Neste 22 de abril, dia em que se comemora o Descobrimento do Brasil – e três dias depois da data que celebra o Dia do Índio – os brasileiros se perguntam: o Brasil foi de fato descoberto ou invadido? E questionam se ainda é possível a construção de um país mais justo, que honre os direitos de todos os seus habitantes, incluindo os mais antigos e tradicionais ocupantes dessa Terra Brasilis.

Depois de séculos de opressão, na Constituinte de 1988, o Congresso Nacional brindou os povos indígenas com o reconhecimento do direito originário a seus territórios – isto é, um direito que já existia mesmo antes da adoção da lei em si. Entretanto, hoje, mais de duas décadas depois, o mesmo Congresso está analisando propostas e projetos, como a PEC-215, o PLP-227 e o PL-1610, que, se aprovados, enfraquecerão os direitos desses povos de ocuparem plenamente suas terras Brasil afora.

Contra tamanho retrocesso e em apoio a todas as causas da Mobilização Nacional Indígena, um grupo de artistas lançou hoje a campanha Tamuaté-aki, para cobrar dos parlamentares brasileiros mais respeito aos direitos conquistados democraticamente pelos mais de 900 mil indígenas de mais de 300 povos no Brasil, além das dezenas de grupos em situação de isolamento voluntário que evitam o contato com a sociedade.
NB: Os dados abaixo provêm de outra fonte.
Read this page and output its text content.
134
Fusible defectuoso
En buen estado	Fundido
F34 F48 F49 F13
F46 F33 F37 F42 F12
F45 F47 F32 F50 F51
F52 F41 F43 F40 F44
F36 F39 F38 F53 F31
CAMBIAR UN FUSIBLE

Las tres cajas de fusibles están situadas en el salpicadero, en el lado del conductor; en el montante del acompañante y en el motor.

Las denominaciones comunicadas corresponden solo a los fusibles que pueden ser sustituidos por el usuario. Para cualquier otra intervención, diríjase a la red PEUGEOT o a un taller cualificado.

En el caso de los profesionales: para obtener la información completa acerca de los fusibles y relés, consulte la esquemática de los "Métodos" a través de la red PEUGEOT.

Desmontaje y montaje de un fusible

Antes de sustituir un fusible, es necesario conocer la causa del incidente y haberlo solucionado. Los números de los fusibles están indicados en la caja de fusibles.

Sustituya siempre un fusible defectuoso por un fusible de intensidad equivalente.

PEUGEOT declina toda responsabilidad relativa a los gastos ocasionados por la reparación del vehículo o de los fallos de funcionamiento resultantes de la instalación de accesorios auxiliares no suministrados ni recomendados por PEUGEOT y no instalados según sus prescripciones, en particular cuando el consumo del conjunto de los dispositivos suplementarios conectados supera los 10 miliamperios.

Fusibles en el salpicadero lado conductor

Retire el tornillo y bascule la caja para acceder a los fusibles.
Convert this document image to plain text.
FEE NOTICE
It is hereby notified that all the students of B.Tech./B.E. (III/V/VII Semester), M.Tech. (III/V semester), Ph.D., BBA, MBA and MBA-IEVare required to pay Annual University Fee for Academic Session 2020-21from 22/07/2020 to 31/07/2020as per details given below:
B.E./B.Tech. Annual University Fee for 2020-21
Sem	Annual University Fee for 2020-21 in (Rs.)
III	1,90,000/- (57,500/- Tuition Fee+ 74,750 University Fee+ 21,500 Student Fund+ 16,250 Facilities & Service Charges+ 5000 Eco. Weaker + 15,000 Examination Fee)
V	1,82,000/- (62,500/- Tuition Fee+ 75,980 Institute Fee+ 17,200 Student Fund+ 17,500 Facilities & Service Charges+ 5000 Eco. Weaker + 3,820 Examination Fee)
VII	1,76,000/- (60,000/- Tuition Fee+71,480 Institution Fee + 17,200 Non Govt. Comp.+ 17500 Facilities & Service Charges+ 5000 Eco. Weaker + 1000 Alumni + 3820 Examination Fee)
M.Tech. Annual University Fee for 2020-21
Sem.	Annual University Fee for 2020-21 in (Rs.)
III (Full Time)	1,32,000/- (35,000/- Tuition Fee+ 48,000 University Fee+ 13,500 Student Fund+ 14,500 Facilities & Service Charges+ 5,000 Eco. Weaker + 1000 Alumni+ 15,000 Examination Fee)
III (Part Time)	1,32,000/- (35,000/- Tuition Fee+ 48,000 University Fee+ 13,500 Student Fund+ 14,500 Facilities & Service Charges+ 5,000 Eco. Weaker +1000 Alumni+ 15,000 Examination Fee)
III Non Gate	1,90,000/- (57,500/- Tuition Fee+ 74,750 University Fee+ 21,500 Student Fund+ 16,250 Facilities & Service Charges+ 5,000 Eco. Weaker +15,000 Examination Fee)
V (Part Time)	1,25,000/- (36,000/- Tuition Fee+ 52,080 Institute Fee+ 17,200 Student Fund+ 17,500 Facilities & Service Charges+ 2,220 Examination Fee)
Assista ao vídeo de divulgação da campanha:

 

A petição pública da campanha tem a intenção, em pleno período pré-eleitoral, de pedir a todos os deputados e senadores que demonstrem seu apoio aos índios e sua oposição a qualquer proposta que vise desconstruir os direitos desses povos consagrados na Constituição Federal. Com a iniciativa individual de cada cidadão, o Parlamento brasileiro pode, mais uma vez, garantir que o Brasil seja um país mais justo, mais diverso e mais livre, para todos os povos.

Em algumas regiões do país, quase tudo o que sobrou da cobertura vegetal nativa se encontra no interior das terras indígenas e das unidades de conservação. Em uma década – entre 1998 e 2009 –, somente na Amazônia, o desmatamento dentro de áreas protegidas foi de 1,22 milhões de hectares, segundo relatório Áreas Protegidas na Amazônia Brasileira, Avanços e Desafios, produzido pelo Imazon e ISA em 2011.
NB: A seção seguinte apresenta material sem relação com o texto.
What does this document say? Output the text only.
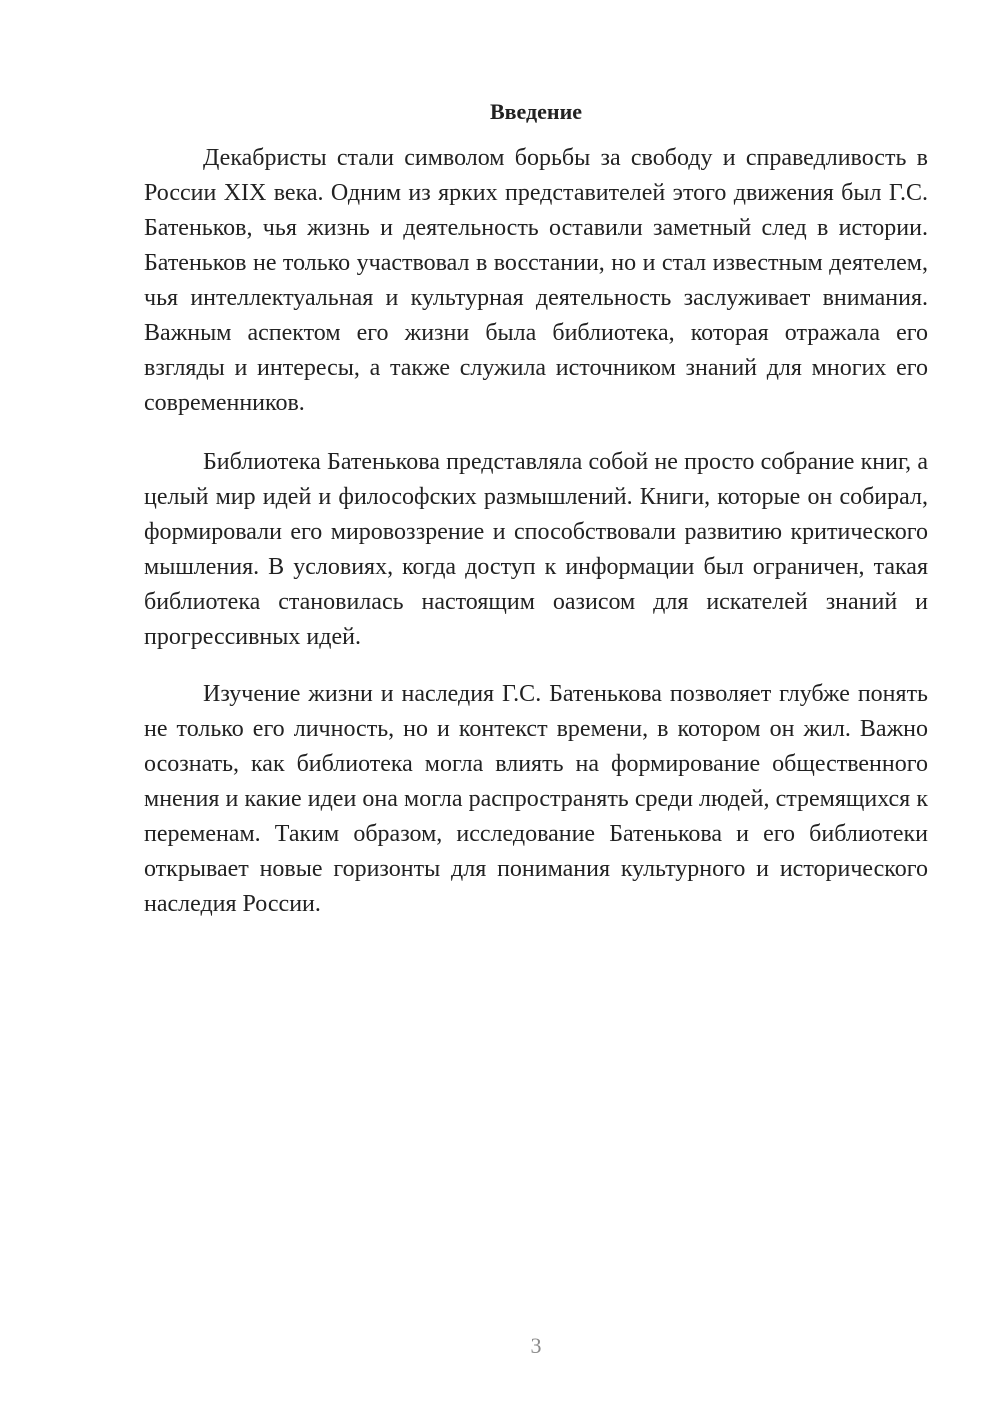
Введение

Декабристы стали символом борьбы за свободу и справедливость в России XIX века. Одним из ярких представителей этого движения был Г.С. Батеньков, чья жизнь и деятельность оставили заметный след в истории. Батеньков не только участвовал в восстании, но и стал известным деятелем, чья интеллектуальная и культурная деятельность заслуживает внимания. Важным аспектом его жизни была библиотека, которая отражала его взгляды и интересы, а также служила источником знаний для многих его современников.

Библиотека Батенькова представляла собой не просто собрание книг, а целый мир идей и философских размышлений. Книги, которые он собирал, формировали его мировоззрение и способствовали развитию критического мышления. В условиях, когда доступ к информации был ограничен, такая библиотека становилась настоящим оазисом для искателей знаний и прогрессивных идей.

Изучение жизни и наследия Г.С. Батенькова позволяет глубже понять не только его личность, но и контекст времени, в котором он жил. Важно осознать, как библиотека могла влиять на формирование общественного мнения и какие идеи она могла распространять среди людей, стремящихся к переменам. Таким образом, исследование Батенькова и его библиотеки открывает новые горизонты для понимания культурного и исторического наследия России.

3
Dentre elas, as terras indígenas apresentaram o menor percentual de perda de cobertura florestal: 1,5% do total de suas áreas foram desmatadas. E isso só pode representar uma coisa: defender Terra Indígena é defender a floresta. 

Esse dado comprova que a diversidade sociocultural dos povos tradicionais caracteriza um patrimônio da sociedade brasileira como um todo, e por isso merece a atenção particular de cada um. A demarcação dos territórios indígenas, hoje paralisada pelo Executivo e ameaçada pelo Congresso, é condição básica de sobrevivência para essas populações e, portanto, para uma herança que é de todos.

Minuta do atraso

Enquanto a sociedade se mobiliza, o governo anda para trás. O Ministério da Justiça, órgão que hoje possui a atribuição de analisar os pedidos de demarcação de terras indígenas, divulgou há algumas semanas, uma Minuta de Proposta para promover alterações no procedimento demarcatório dessas áreas.
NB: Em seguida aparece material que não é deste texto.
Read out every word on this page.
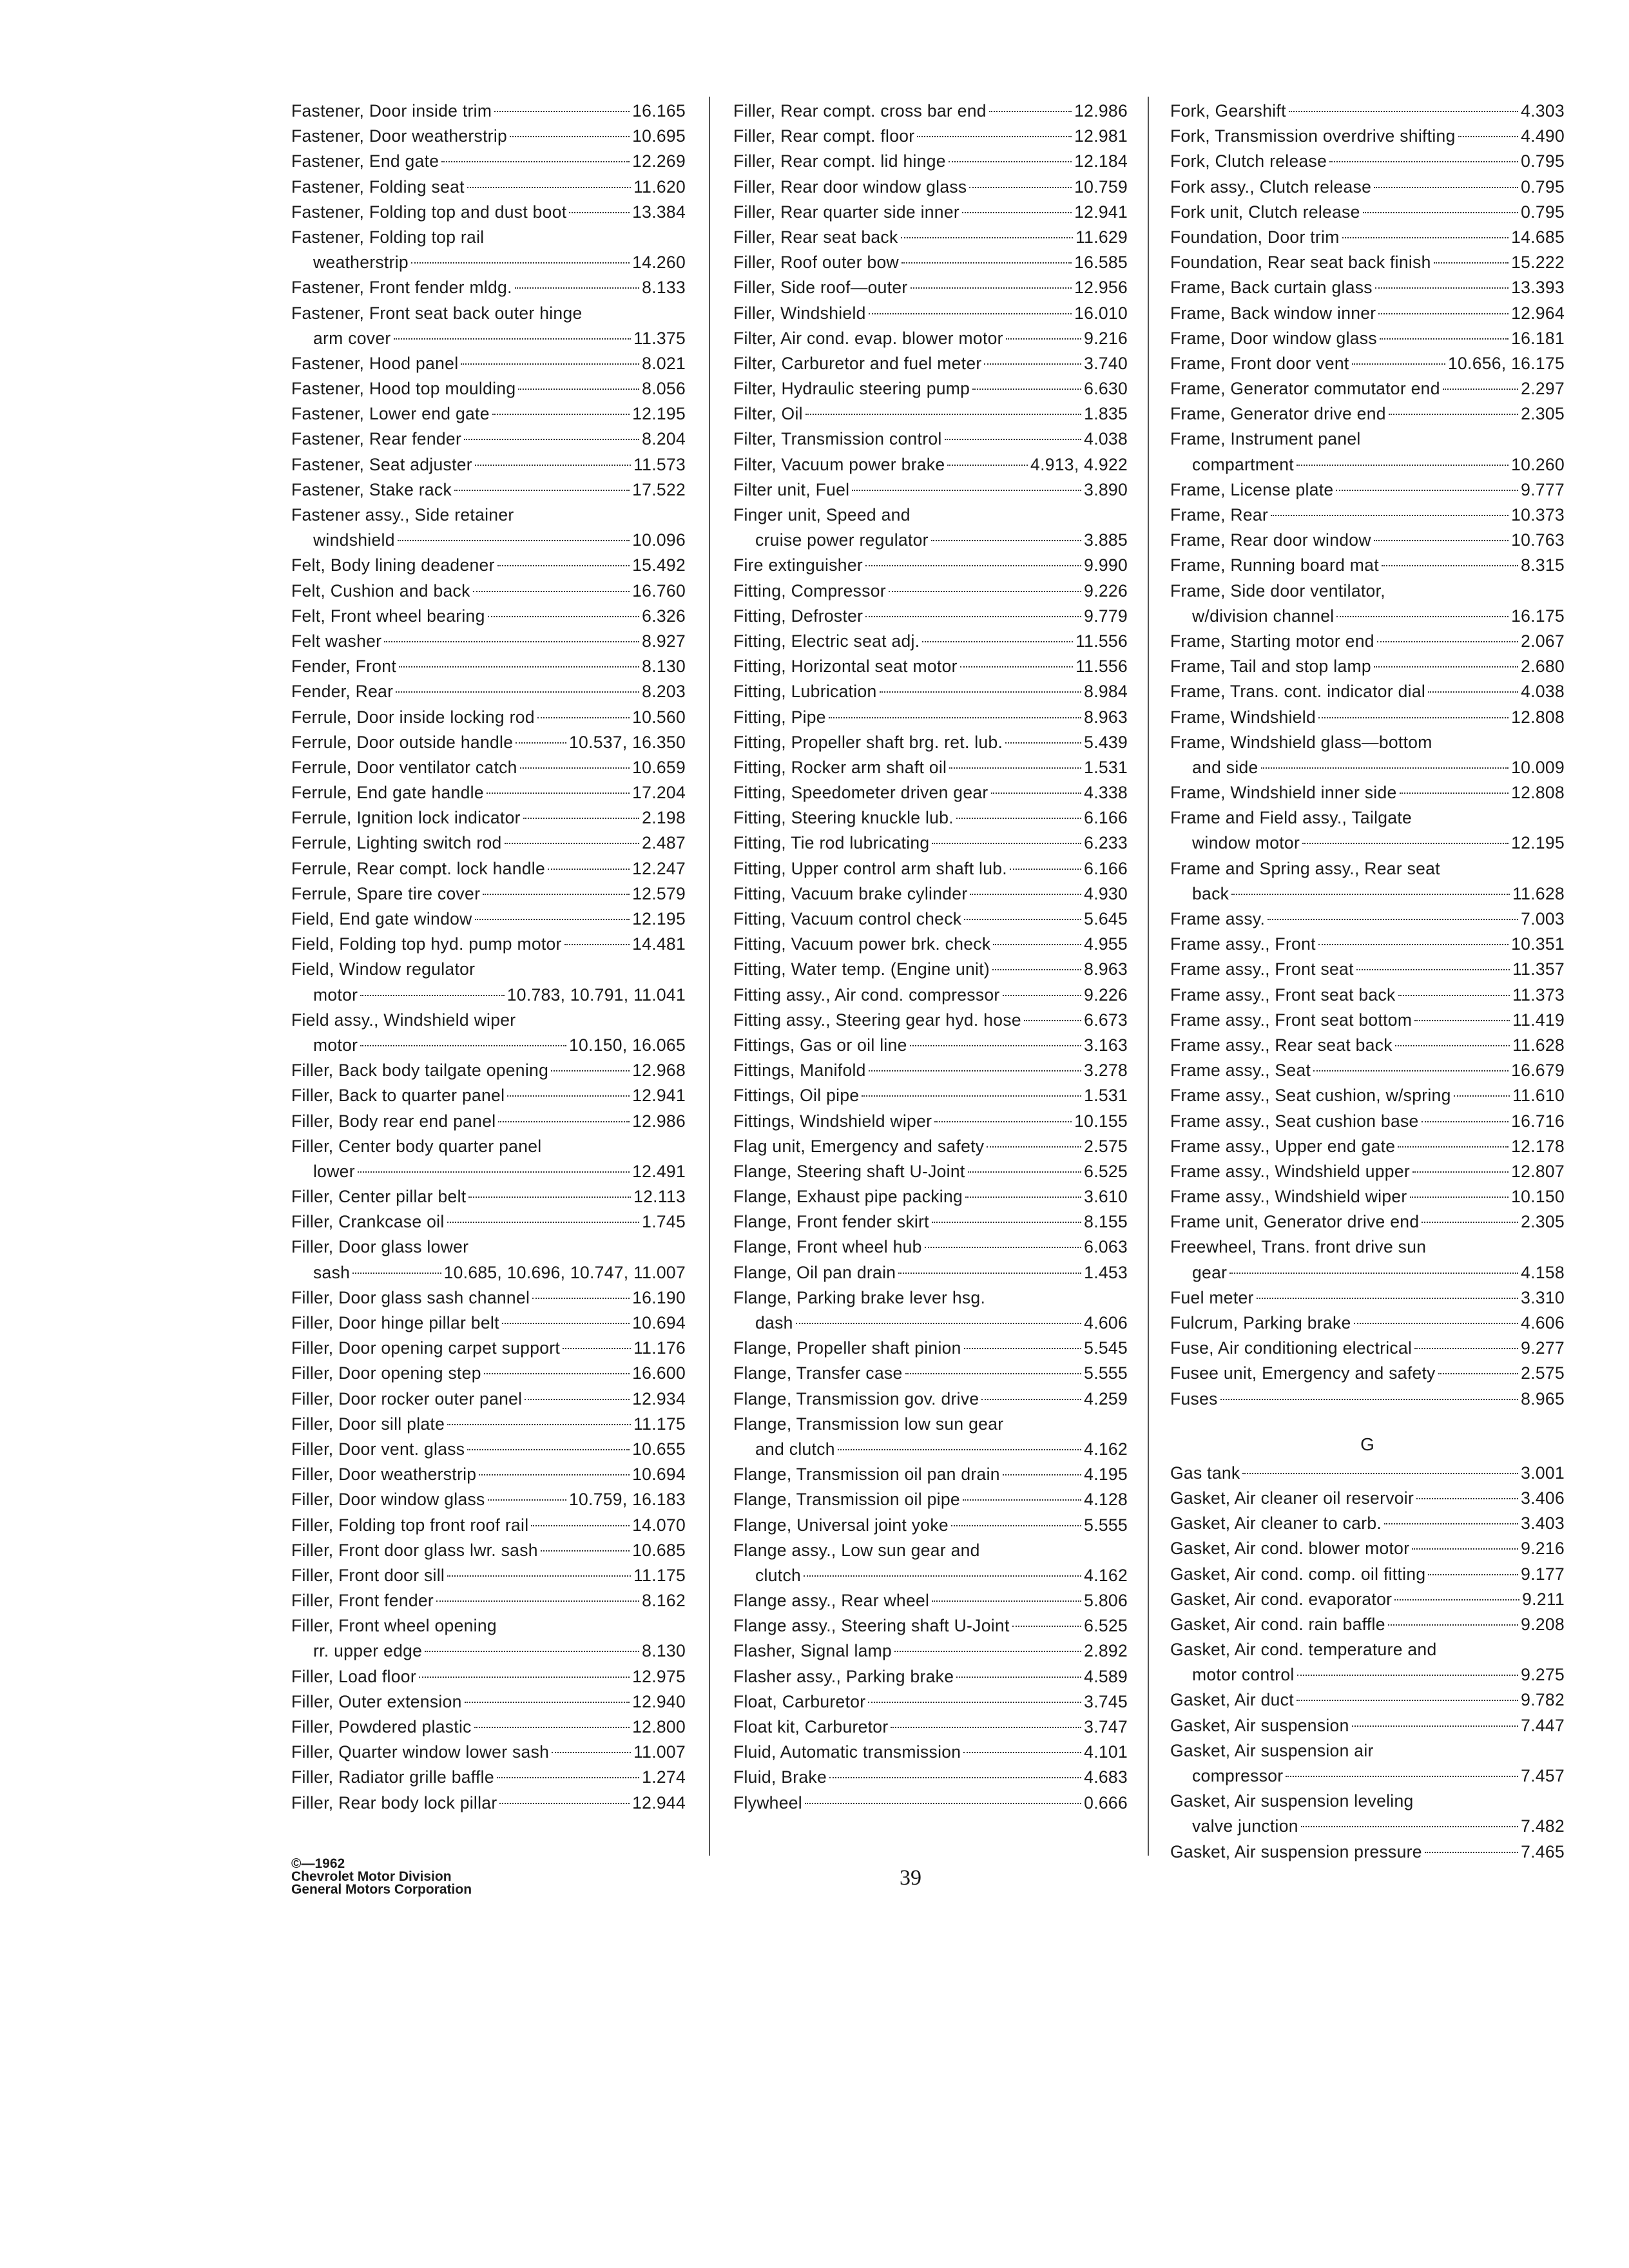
Fastener, Door inside trim	16.165
Fastener, Door weatherstrip	10.695
Fastener, End gate	12.269
Fastener, Folding seat	11.620
Fastener, Folding top and dust boot	13.384
Fastener, Folding top rail
weatherstrip	14.260
Fastener, Front fender mldg.	8.133
Fastener, Front seat back outer hinge
arm cover	11.375
Fastener, Hood panel	8.021
Fastener, Hood top moulding	8.056
Fastener, Lower end gate	12.195
Fastener, Rear fender	8.204
Fastener, Seat adjuster	11.573
Fastener, Stake rack	17.522
Fastener assy., Side retainer
windshield	10.096
Felt, Body lining deadener	15.492
Felt, Cushion and back	16.760
Felt, Front wheel bearing	6.326
Felt washer	8.927
Fender, Front	8.130
Fender, Rear	8.203
Ferrule, Door inside locking rod	10.560
Ferrule, Door outside handle	10.537, 16.350
Ferrule, Door ventilator catch	10.659
Ferrule, End gate handle	17.204
Ferrule, Ignition lock indicator	2.198
Ferrule, Lighting switch rod	2.487
Ferrule, Rear compt. lock handle	12.247
Ferrule, Spare tire cover	12.579
Field, End gate window	12.195
Field, Folding top hyd. pump motor	14.481
Field, Window regulator
motor	10.783, 10.791, 11.041
Field assy., Windshield wiper
motor	10.150, 16.065
Filler, Back body tailgate opening	12.968
Filler, Back to quarter panel	12.941
Filler, Body rear end panel	12.986
Filler, Center body quarter panel
lower	12.491
Filler, Center pillar belt	12.113
Filler, Crankcase oil	1.745
Filler, Door glass lower
sash	10.685, 10.696, 10.747, 11.007
Filler, Door glass sash channel	16.190
Filler, Door hinge pillar belt	10.694
Filler, Door opening carpet support	11.176
Filler, Door opening step	16.600
Filler, Door rocker outer panel	12.934
Filler, Door sill plate	11.175
Filler, Door vent. glass	10.655
Filler, Door weatherstrip	10.694
Filler, Door window glass	10.759, 16.183
Filler, Folding top front roof rail	14.070
Filler, Front door glass lwr. sash	10.685
Filler, Front door sill	11.175
Filler, Front fender	8.162
Filler, Front wheel opening
rr. upper edge	8.130
Filler, Load floor	12.975
Filler, Outer extension	12.940
Filler, Powdered plastic	12.800
Filler, Quarter window lower sash	11.007
Filler, Radiator grille baffle	1.274
Filler, Rear body lock pillar	12.944
Filler, Rear compt. cross bar end	12.986
Filler, Rear compt. floor	12.981
Filler, Rear compt. lid hinge	12.184
Filler, Rear door window glass	10.759
Filler, Rear quarter side inner	12.941
Filler, Rear seat back	11.629
Filler, Roof outer bow	16.585
Filler, Side roof—outer	12.956
Filler, Windshield	16.010
Filter, Air cond. evap. blower motor	9.216
Filter, Carburetor and fuel meter	3.740
Filter, Hydraulic steering pump	6.630
Filter, Oil	1.835
Filter, Transmission control	4.038
Filter, Vacuum power brake	4.913, 4.922
Filter unit, Fuel	3.890
Finger unit, Speed and
cruise power regulator	3.885
Fire extinguisher	9.990
Fitting, Compressor	9.226
Fitting, Defroster	9.779
Fitting, Electric seat adj.	11.556
Fitting, Horizontal seat motor	11.556
Fitting, Lubrication	8.984
Fitting, Pipe	8.963
Fitting, Propeller shaft brg. ret. lub.	5.439
Fitting, Rocker arm shaft oil	1.531
Fitting, Speedometer driven gear	4.338
Fitting, Steering knuckle lub.	6.166
Fitting, Tie rod lubricating	6.233
Fitting, Upper control arm shaft lub.	6.166
Fitting, Vacuum brake cylinder	4.930
Fitting, Vacuum control check	5.645
Fitting, Vacuum power brk. check	4.955
Fitting, Water temp. (Engine unit)	8.963
Fitting assy., Air cond. compressor	9.226
Fitting assy., Steering gear hyd. hose	6.673
Fittings, Gas or oil line	3.163
Fittings, Manifold	3.278
Fittings, Oil pipe	1.531
Fittings, Windshield wiper	10.155
Flag unit, Emergency and safety	2.575
Flange, Steering shaft U-Joint	6.525
Flange, Exhaust pipe packing	3.610
Flange, Front fender skirt	8.155
Flange, Front wheel hub	6.063
Flange, Oil pan drain	1.453
Flange, Parking brake lever hsg.
dash	4.606
Flange, Propeller shaft pinion	5.545
Flange, Transfer case	5.555
Flange, Transmission gov. drive	4.259
Flange, Transmission low sun gear
and clutch	4.162
Flange, Transmission oil pan drain	4.195
Flange, Transmission oil pipe	4.128
Flange, Universal joint yoke	5.555
Flange assy., Low sun gear and
clutch	4.162
Flange assy., Rear wheel	5.806
Flange assy., Steering shaft U-Joint	6.525
Flasher, Signal lamp	2.892
Flasher assy., Parking brake	4.589
Float, Carburetor	3.745
Float kit, Carburetor	3.747
Fluid, Automatic transmission	4.101
Fluid, Brake	4.683
Flywheel	0.666
Fork, Gearshift	4.303
Fork, Transmission overdrive shifting	4.490
Fork, Clutch release	0.795
Fork assy., Clutch release	0.795
Fork unit, Clutch release	0.795
Foundation, Door trim	14.685
Foundation, Rear seat back finish	15.222
Frame, Back curtain glass	13.393
Frame, Back window inner	12.964
Frame, Door window glass	16.181
Frame, Front door vent	10.656, 16.175
Frame, Generator commutator end	2.297
Frame, Generator drive end	2.305
Frame, Instrument panel
compartment	10.260
Frame, License plate	9.777
Frame, Rear	10.373
Frame, Rear door window	10.763
Frame, Running board mat	8.315
Frame, Side door ventilator,
w/division channel	16.175
Frame, Starting motor end	2.067
Frame, Tail and stop lamp	2.680
Frame, Trans. cont. indicator dial	4.038
Frame, Windshield	12.808
Frame, Windshield glass—bottom
and side	10.009
Frame, Windshield inner side	12.808
Frame and Field assy., Tailgate
window motor	12.195
Frame and Spring assy., Rear seat
back	11.628
Frame assy.	7.003
Frame assy., Front	10.351
Frame assy., Front seat	11.357
Frame assy., Front seat back	11.373
Frame assy., Front seat bottom	11.419
Frame assy., Rear seat back	11.628
Frame assy., Seat	16.679
Frame assy., Seat cushion, w/spring	11.610
Frame assy., Seat cushion base	16.716
Frame assy., Upper end gate	12.178
Frame assy., Windshield upper	12.807
Frame assy., Windshield wiper	10.150
Frame unit, Generator drive end	2.305
Freewheel, Trans. front drive sun
gear	4.158
Fuel meter	3.310
Fulcrum, Parking brake	4.606
Fuse, Air conditioning electrical	9.277
Fusee unit, Emergency and safety	2.575
Fuses	8.965
G
Gas tank	3.001
Gasket, Air cleaner oil reservoir	3.406
Gasket, Air cleaner to carb.	3.403
Gasket, Air cond. blower motor	9.216
Gasket, Air cond. comp. oil fitting	9.177
Gasket, Air cond. evaporator	9.211
Gasket, Air cond. rain baffle	9.208
Gasket, Air cond. temperature and
motor control	9.275
Gasket, Air duct	9.782
Gasket, Air suspension	7.447
Gasket, Air suspension air
compressor	7.457
Gasket, Air suspension leveling
valve junction	7.482
Gasket, Air suspension pressure	7.465
©—1962
Chevrolet Motor Division
General Motors Corporation	39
Com o documento, o ministro José Eduardo Cardozo tenta reavivar, 50 anos depois, mecanismos da ditadura militar para a demarcação de territórios tradicionais. A proposta do Ministério contraria decisões recentes, inclusive tomadas pela Corte Suprema do país, o STF, caso do julgamento sobre a Terra Indígena Raposa Serra do Sol, entre outros.

A minuta também permite a interferência de grupos contrários à demarcação desde os primeiros momentos do procedimento de identificação e delimitação das terras indígenas, inviabilizando até mesmo o trabalho de campo dos profissionais técnicos. 

Contra mais esse retrocesso, dessa vez vindo diretamente do Executivo, organizações indígenas e indigenistas que participam da Comissão Nacional de Política Indigenista (CNPI) divulgaram um parecer, no último dia 08 de abril, em que analisam a proposta e sintetizam nove principais conclusões, sendo a última delas um recado claro para o governo federal:

“Uma eventual publicação da Portaria em questão reforçará compreensão, por parte dos povos indígenas, organizações de apoio aos povos e da sociedade em geral de que o Governo Dilma é claramente anti-indígena, aliado de primeira hora dos ruralistas, alinhado aos interesses do poder econômico nacional e transnacional, notoriamente do agronegócio, e obstinado por um modelo de desenvolvimento neocolonizador, usurpador de territórios, etnocida e ecocida”.

Isso talvez responda à pergunta inicial do texto. Ou precisa desenhar?